A key aspect of the USO inquiry will be defining and measuring productivity outcomes associated with the USO. As with many issues surrounding telecommunications service provision today, the USO facilitates productivity outcomes that may be difficult to measure, and in particular access to telecommunications increases a nation’s wellbeing and happiness. How is this measured? Telecommunications is an essential service and it is about time the Australian Government formally recognised this.
For the Productivity Commission to complete this review it will need to grapple with the value of customer information to Government and business gained through telecommunications and broadband usage. Big Data has become a key to monetising customer information and the amount of data available is constantly growing.

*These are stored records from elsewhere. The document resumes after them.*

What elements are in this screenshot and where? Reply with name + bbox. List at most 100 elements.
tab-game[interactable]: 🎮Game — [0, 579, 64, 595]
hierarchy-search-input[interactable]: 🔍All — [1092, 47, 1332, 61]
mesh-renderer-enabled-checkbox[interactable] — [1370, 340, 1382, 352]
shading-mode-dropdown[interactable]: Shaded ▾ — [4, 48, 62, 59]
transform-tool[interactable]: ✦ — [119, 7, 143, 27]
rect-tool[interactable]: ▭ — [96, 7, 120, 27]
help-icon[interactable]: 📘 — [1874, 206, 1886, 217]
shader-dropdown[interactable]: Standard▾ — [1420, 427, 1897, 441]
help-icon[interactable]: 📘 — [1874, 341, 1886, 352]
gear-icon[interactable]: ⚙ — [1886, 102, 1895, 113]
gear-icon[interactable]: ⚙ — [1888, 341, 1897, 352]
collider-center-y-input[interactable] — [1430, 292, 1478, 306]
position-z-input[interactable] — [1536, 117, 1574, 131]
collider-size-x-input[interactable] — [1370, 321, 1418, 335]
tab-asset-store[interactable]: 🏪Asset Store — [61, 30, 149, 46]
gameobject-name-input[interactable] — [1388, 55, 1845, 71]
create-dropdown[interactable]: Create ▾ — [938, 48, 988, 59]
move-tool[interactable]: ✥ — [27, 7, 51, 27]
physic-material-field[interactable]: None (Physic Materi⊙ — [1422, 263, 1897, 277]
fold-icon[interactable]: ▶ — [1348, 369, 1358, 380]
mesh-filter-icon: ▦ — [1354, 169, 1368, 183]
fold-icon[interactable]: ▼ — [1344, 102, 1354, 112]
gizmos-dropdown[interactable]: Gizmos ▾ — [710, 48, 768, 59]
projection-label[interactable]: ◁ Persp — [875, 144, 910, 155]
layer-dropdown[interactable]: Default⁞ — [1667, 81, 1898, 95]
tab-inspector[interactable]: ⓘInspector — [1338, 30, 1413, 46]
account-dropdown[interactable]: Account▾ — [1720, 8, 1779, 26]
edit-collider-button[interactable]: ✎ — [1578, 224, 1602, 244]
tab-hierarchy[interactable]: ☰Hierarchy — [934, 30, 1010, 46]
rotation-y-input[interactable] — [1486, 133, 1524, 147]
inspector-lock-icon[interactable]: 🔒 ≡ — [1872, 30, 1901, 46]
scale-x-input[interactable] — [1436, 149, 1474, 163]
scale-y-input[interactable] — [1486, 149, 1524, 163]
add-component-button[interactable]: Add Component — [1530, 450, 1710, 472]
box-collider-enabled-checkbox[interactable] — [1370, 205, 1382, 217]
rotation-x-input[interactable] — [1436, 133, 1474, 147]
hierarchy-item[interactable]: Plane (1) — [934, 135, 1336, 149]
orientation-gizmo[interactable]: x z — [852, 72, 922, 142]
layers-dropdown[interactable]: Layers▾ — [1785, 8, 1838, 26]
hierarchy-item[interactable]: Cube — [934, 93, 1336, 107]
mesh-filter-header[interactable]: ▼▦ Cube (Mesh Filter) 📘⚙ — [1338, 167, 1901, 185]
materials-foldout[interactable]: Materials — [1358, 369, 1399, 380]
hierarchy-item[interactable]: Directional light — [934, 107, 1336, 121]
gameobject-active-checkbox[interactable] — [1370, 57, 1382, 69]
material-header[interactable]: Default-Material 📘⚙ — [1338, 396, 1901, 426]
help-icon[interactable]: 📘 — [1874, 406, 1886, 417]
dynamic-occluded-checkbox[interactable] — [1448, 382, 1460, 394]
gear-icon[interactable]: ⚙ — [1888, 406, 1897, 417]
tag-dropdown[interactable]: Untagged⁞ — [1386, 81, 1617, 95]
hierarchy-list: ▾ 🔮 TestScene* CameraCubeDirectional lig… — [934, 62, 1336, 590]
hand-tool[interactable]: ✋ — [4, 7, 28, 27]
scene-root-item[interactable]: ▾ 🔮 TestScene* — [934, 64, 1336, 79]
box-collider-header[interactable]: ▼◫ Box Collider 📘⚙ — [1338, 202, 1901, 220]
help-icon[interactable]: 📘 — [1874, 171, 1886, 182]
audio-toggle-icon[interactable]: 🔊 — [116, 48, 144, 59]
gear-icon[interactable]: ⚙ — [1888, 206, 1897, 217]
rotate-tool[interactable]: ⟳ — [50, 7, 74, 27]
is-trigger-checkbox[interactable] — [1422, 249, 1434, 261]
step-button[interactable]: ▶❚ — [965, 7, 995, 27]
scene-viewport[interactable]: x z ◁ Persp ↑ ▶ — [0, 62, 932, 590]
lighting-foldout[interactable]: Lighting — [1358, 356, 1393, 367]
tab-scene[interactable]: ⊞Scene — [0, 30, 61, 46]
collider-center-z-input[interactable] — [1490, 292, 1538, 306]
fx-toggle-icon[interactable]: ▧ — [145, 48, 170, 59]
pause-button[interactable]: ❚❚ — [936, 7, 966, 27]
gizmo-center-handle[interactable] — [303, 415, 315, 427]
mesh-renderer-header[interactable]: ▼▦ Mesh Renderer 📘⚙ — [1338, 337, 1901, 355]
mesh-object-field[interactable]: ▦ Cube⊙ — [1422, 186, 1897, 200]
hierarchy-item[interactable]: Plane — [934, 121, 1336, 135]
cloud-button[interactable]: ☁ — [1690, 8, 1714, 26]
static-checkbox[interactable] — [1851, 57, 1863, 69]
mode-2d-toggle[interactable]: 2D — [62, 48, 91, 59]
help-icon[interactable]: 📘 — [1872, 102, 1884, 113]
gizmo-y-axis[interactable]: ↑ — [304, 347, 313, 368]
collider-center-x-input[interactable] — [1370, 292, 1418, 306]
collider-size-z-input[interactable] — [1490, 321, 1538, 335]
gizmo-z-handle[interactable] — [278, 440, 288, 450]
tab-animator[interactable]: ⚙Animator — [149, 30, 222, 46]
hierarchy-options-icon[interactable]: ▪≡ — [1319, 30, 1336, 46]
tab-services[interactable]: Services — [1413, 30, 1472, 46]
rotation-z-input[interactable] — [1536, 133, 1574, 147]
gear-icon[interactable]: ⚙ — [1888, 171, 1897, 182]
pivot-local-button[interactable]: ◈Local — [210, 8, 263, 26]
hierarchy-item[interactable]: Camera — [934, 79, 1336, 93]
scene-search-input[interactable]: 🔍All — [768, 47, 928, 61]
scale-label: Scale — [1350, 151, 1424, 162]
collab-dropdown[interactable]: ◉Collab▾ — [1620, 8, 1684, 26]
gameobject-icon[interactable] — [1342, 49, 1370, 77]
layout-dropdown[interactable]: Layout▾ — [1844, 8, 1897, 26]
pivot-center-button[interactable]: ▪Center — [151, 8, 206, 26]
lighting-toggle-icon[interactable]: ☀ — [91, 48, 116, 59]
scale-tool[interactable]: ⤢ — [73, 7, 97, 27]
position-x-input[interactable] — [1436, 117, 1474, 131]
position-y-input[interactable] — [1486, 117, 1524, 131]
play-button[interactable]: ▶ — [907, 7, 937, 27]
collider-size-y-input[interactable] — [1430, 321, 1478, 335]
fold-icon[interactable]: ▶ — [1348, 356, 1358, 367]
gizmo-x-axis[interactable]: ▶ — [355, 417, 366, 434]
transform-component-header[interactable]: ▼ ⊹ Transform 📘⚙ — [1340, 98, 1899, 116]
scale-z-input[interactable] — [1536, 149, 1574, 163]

A student paper prize is available and students are encouraged to submit papers to be in the running for the opportunity to join with Telsoc members and key telecommunication industry executives at the Charles Todd Oration held in Sydney annually.
The key theme for the December 2016 issue will be International Telecommunications Legislation and Regulations. As the global digital economy evolves it is timely to consider the different telecommunications markets and how each is coping with the transition to next generation networks – the ‘gigabit race’ – and how competition is being fostered with the market.
Papers are invited for upcoming issues and with your contributions the Journal will continue to provide the readership with exciting and informative papers covering a range of local and international topics. The Editorial Board values input from our readership so please let us know what themes you would like to see in the coming year.
All papers related to telecommunications and the digital economy are welcome and will be considered for publication after a peer-review process.